JAKARTA, KOMPAS.com – Saat anak diare, mungkin orangtua fokus mencari obat untuk menghentikan buang air besarnya. Padahal bahaya utama dari diare tak hanya pada frekuensi buang air besar, tapi juga risiko dehidrasi yang menyertainya.
Dokter Spesialis Anak, dr. Rizky Amrullah Nasution, Sp.A, mengingatkan, kehilangan cairan akibat diare bisa membuat anak mengalami dehidrasi ringan hingga berat.
Kondisi ini perlu diwaspadai karena dapat membahayakan keselamatan anak bila tidak segera ditangani.
Dr.
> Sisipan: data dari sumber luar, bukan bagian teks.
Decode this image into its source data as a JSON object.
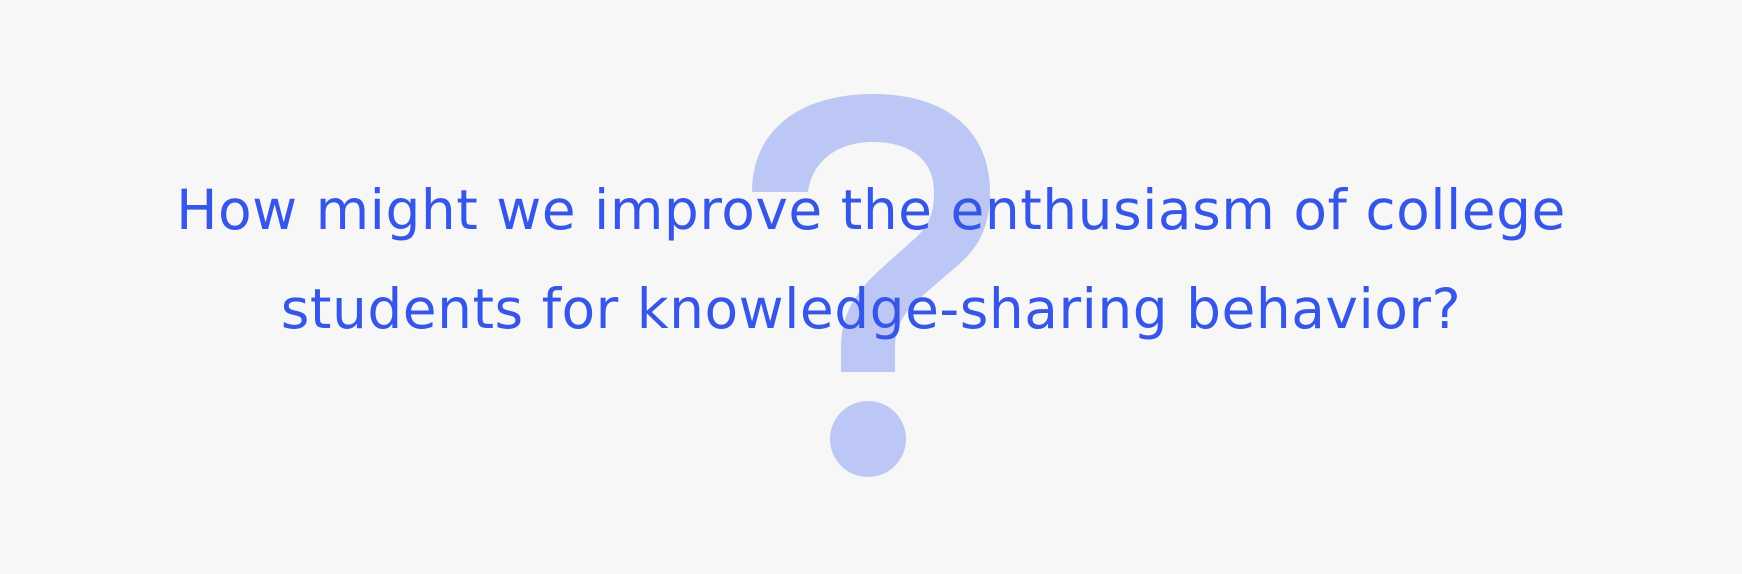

Rizky menjelaskan, tanda-tanda dehidrasi pada anak sebenarnya bisa terlihat sejak awal, tapi sering kali luput dari perhatian.
Anak yang tampak rewel dan mudah gelisah bisa menjadi sinyal awal bahwa tubuhnya mulai kekurangan cairan.
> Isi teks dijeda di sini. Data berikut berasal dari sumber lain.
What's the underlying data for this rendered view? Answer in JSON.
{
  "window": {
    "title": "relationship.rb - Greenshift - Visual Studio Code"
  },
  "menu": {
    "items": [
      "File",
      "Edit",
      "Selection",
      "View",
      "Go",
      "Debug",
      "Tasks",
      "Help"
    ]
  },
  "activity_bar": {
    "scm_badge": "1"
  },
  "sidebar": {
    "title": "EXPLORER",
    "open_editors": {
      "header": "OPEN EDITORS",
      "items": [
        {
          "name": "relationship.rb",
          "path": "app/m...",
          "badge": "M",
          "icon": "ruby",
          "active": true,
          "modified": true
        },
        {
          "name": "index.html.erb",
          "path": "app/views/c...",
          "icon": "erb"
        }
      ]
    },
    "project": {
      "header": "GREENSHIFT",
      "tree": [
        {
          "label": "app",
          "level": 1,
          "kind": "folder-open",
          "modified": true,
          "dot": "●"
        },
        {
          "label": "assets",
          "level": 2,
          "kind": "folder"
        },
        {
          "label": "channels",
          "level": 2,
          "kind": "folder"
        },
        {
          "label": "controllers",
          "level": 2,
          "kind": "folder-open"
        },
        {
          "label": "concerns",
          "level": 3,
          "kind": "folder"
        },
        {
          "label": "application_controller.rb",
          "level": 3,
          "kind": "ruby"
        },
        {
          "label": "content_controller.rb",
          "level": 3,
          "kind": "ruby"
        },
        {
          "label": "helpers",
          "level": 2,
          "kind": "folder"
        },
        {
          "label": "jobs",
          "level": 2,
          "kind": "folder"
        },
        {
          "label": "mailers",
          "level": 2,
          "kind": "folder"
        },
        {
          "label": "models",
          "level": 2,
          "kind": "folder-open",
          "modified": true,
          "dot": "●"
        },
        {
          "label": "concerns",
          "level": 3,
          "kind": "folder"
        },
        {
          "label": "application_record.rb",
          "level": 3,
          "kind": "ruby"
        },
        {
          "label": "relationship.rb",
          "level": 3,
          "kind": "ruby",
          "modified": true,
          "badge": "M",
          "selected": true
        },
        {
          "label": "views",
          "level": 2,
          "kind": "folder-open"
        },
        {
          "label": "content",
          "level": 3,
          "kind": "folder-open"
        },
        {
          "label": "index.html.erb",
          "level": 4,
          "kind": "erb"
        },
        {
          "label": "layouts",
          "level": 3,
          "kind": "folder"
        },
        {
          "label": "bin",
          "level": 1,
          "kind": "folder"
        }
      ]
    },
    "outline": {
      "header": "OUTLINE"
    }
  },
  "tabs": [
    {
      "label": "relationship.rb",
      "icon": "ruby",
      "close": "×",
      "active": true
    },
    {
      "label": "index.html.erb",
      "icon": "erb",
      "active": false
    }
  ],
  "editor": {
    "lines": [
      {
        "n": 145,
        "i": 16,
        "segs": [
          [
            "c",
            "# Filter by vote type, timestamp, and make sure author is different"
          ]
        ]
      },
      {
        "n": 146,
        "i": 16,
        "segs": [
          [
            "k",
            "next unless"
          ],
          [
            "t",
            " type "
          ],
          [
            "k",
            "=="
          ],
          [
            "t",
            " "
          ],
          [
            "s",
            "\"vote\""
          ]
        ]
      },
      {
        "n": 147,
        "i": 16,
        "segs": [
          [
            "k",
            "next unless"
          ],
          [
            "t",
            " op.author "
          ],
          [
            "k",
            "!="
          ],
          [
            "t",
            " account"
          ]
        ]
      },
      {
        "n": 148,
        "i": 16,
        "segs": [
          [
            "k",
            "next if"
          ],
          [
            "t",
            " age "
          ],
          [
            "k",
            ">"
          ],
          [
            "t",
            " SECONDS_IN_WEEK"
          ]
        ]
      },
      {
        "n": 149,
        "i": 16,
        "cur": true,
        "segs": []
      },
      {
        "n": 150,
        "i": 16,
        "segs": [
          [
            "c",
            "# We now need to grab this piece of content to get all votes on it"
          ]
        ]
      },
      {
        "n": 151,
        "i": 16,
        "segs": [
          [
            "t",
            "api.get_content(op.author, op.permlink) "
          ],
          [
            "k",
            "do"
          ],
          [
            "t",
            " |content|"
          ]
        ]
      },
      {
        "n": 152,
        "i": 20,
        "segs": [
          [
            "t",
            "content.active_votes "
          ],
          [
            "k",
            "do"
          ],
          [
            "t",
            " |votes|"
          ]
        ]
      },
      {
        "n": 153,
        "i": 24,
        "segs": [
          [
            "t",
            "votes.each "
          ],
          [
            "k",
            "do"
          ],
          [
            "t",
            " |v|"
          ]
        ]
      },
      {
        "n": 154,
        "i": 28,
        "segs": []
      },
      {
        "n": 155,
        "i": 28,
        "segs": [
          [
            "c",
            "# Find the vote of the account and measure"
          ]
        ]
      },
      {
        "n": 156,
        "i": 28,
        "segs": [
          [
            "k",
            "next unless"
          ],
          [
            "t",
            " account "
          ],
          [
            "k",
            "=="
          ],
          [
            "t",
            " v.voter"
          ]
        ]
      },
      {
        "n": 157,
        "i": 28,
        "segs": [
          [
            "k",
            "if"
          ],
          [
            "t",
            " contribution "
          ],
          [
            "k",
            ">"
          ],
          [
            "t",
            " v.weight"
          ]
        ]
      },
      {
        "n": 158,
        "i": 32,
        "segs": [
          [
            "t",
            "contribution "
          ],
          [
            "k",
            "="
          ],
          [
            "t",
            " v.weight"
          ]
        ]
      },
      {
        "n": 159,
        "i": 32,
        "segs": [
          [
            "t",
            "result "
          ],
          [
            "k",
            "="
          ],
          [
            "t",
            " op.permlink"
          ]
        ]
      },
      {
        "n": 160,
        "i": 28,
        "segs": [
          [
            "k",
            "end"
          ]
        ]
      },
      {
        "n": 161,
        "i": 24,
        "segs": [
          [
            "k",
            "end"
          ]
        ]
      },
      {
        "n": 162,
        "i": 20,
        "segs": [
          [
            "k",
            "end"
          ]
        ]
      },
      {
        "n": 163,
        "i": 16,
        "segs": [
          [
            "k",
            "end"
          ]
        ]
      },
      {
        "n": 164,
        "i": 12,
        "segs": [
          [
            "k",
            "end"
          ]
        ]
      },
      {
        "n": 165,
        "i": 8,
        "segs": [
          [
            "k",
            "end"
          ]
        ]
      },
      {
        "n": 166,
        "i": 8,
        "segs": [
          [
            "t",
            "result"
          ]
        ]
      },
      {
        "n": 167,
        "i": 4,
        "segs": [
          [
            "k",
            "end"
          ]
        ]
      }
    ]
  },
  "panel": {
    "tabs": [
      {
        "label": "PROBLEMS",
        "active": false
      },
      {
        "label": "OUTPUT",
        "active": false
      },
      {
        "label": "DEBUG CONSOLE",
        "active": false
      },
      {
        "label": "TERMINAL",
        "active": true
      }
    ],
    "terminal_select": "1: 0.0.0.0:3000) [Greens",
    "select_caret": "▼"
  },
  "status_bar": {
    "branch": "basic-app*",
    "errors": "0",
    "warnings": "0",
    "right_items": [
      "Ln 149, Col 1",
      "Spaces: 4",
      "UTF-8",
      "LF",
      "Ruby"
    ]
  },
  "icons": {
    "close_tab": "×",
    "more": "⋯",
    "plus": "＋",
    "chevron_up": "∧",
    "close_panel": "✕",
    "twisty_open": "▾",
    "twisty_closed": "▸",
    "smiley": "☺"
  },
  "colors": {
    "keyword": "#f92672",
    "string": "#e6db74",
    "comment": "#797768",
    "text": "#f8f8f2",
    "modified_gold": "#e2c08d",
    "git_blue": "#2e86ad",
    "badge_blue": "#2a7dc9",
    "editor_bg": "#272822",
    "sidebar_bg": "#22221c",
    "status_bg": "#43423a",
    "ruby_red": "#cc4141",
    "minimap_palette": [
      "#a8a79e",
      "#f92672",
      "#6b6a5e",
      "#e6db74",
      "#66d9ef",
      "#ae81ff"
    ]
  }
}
“Orangtua bisa tahu anak dehidrasi ringan ketika anaknya rewel dan diubah posisinya bagaimana pun responnya serba salah, lalu ketika diberi minum rasanya seperti haus sekali,” kata dr. Rizky dalam Health Talk Pediatric Emergency di Brawijaya Hospital Taman Mini, Jakarta Timur, belum lama ini.
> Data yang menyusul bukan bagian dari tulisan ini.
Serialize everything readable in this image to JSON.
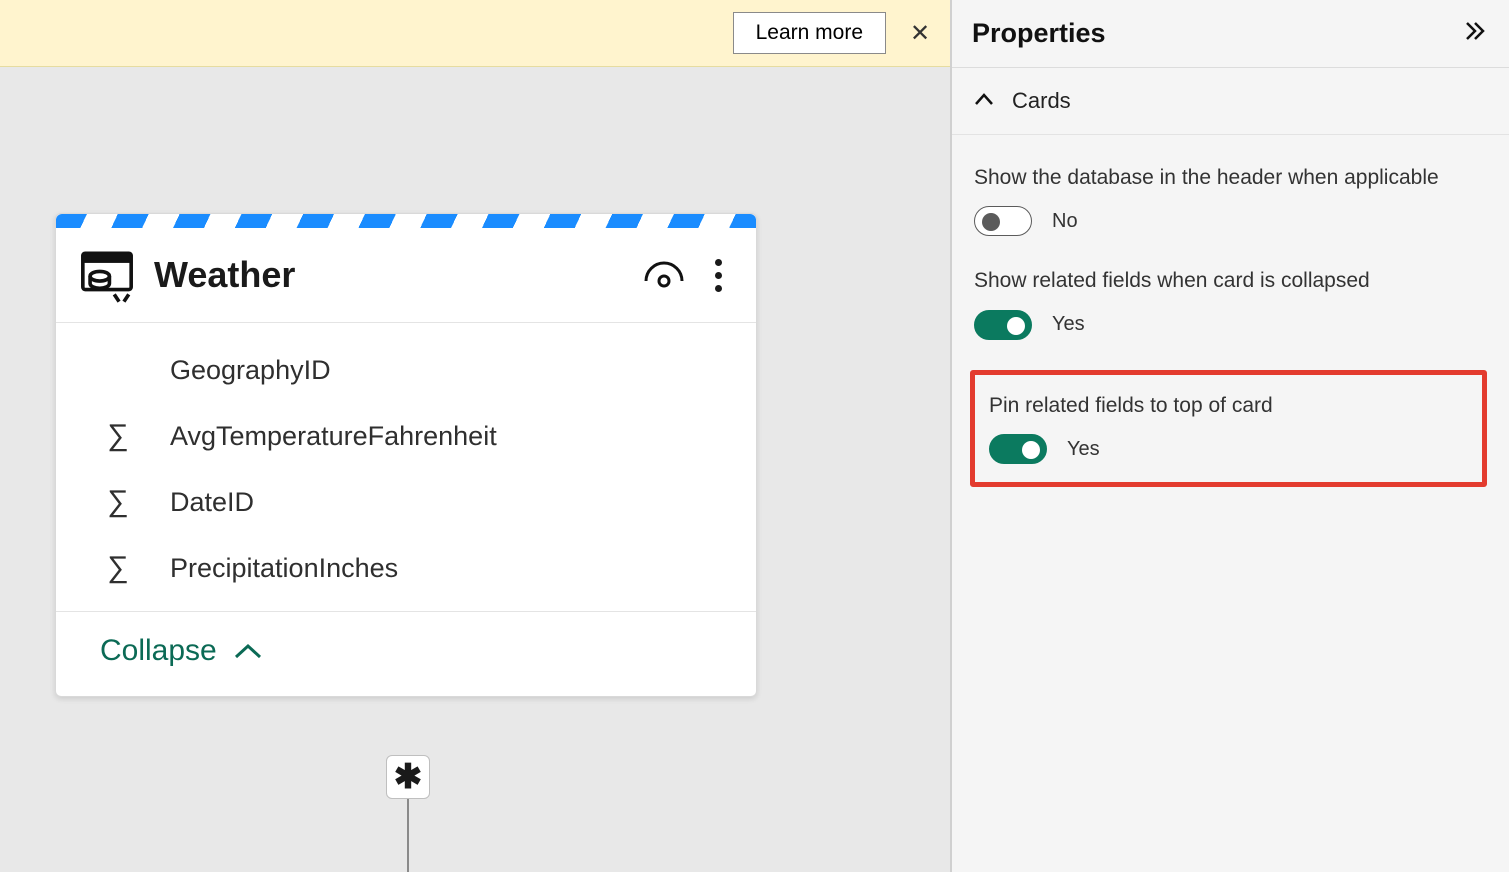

Mulut yang tampak kering, kulit terasa lebih hangat dari biasanya, serta jumlah buang air kecil yang mulai berkurang juga dapat menjadi tanda awal dehidrasi ringan.
Dalam kondisi ini, orangtua disarankan untuk segera memberikan cairan tambahan, seperti air putih, oralit, atau cairan elektrolit khusus anak.
Bila kondisi anak tidak membaik, tanda-tanda dehidrasi akan menjadi lebih jelas. Anak mungkin terlihat lemas, tidak bersemangat bermain, dan bahkan menolak untuk minum.
“Jika anak dikasih minum tidak mau, tidur terus sampai susah dibangunkan, kemudian ketika dicek popoknya kosong padahal sudah enam jam, ini bisa jadi dehidrasi sedang atau berat,” jelas dr. Rizky.
Ia menegaskan, kondisi seperti ini merupakan tanda bahaya. Anak dengan dehidrasi sedang atau berat membutuhkan pertolongan medis segera di rumah sakit agar mendapatkan penggantian cairan melalui infus.
Jika tidak ditangani dengan cepat, dehidrasi berat bisa menyebabkan gangguan kesadaran, penurunan tekanan darah, dan risiko komplikasi yang membahayakan nyawa anak.
Salah satu cara sederhana untuk mendeteksi dehidrasi, menurut dr. Rizky, adalah dengan memantau frekuensi dan warna urin anak.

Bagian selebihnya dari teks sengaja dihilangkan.